The 2015 Executive Budget proposal also included more than $102 million for New York’s Mandated Services Reimbursement program and more than $47 million for the Comprehensive Attendance Policy funding, which represents a $4 million increase to MSR and a $2 million increase to CAP. In addition, more than$16 million was included for repayment of previous CAP arrears, which is unchanged from the 2014 budget. This is the second year that a down payment was included for CAP arrears. Finally, Gov. Cuomo once again included $4.5 million for security funding for non-public schools. While the SAFE Act was originally meant to be for one year only, OU Advocacy-Teach NYS successfully advocated for this important funding to be renewed two years in a row.
The EITC, increases to CAP and MSR, and the CAP repayment funding have been keystones of the Jewish day school community’s advocacy agenda for the last few years. Together with the school security funding and other items that benefit the non-public school community, their passage could result in millions of dollars for New York’s Jewish day schools.
“While we are pleased these items are in Gov. Cuomo’s proposed budget, we must continue to advocate for them between now and when the state budget closes at the end of March,” said Adler. Last year, OU Advocacy-Teach NYS coordinated 17 meetings at schools with legislators, organized three advocacy missions to Albany, and successfully encouraged community members throughout the state to write more than 3,000 letters to lawmakers.
This year, to support its legislative agenda in Albany, OU Advocacy-Teach NYS has planned two regional missions to the Statehouse—the first from Manhattan, the Bronx and Westchester, and the second from Brooklyn, Queens and Long Island—for community members to meet with state legislators and demonstrate their support of education affordability, particularly the EITC. In addition, OU Advocacy-Teach NYS is organizing a joint mission to Albany with Yachad, the flagship program of the OU’s National Jewish Council for Disabilities. And in conjunction with the Yeshivah of Flatbush and Nazareth Regional High School, a Catholic school, OU Advocacy is working with high school students to teach them about the value of political advocacy.
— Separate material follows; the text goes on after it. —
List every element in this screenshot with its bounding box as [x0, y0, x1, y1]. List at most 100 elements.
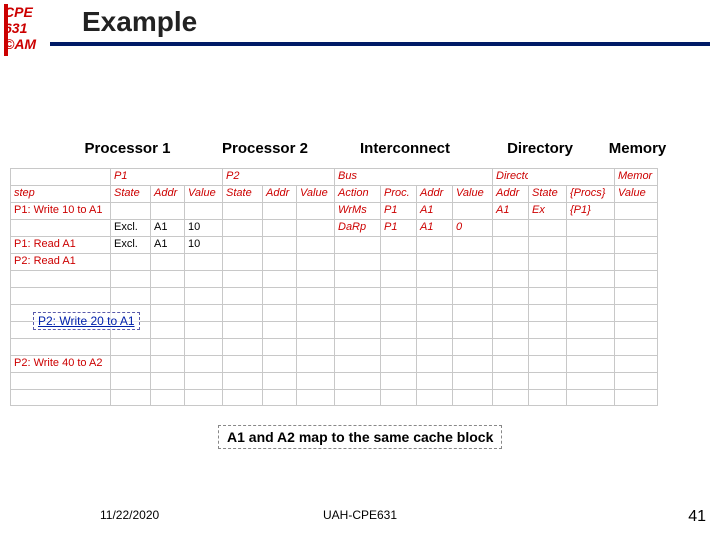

After an advocacy training day with students from each high school, the entire group of students will head to Albany to advocate for the EITC bill.
In New York City, OU Advocacy-Teach NYS has just launched a campaign to increase access for Jewish day schools to Mayor Bill de Blasio’s universal pre-kindergarten program.
Since the inception of the Mayor’s expanded Universal Pre-K (UPK) program in January 2014, OU Advocacy-Teach NYS has been advocating for full inclusion for all Jewish day school students. Unfortunately, 89 percent of pre-school aged students within the Jewish day school community are not able to participate in a full-day UPK program. This is due to the difficulty Jewish day schools encounter in order to adequately accommodate the 6 hours and 20 minutes of uninterrupted secular instruction required by the City program while still maintaining appropriate levels of privately-funded religious instruction.
“Together with our coalition of New York City Jewish day schools, we have asked the Mayor repeatedly to make the requirements of the full-day UPK program more flexible and to expand the slots available for the half-day UPK program, in order for the Mayor to realize his vision of universal pre-K education for every child in New York City. Unfortunately, Mayor de Blasio has responded to our requests with no clear plan or timetable for including Jewish day school students,” Litwack added.
OU Advocacy-Teach NYS is encouraging all New Yorkers to contact Mayor de Blasio today and urge him to accommodate the needs of the Jewish day school community by making the restrictive hour requirements more flexible and adding enough slots to the program for Jewish day school students.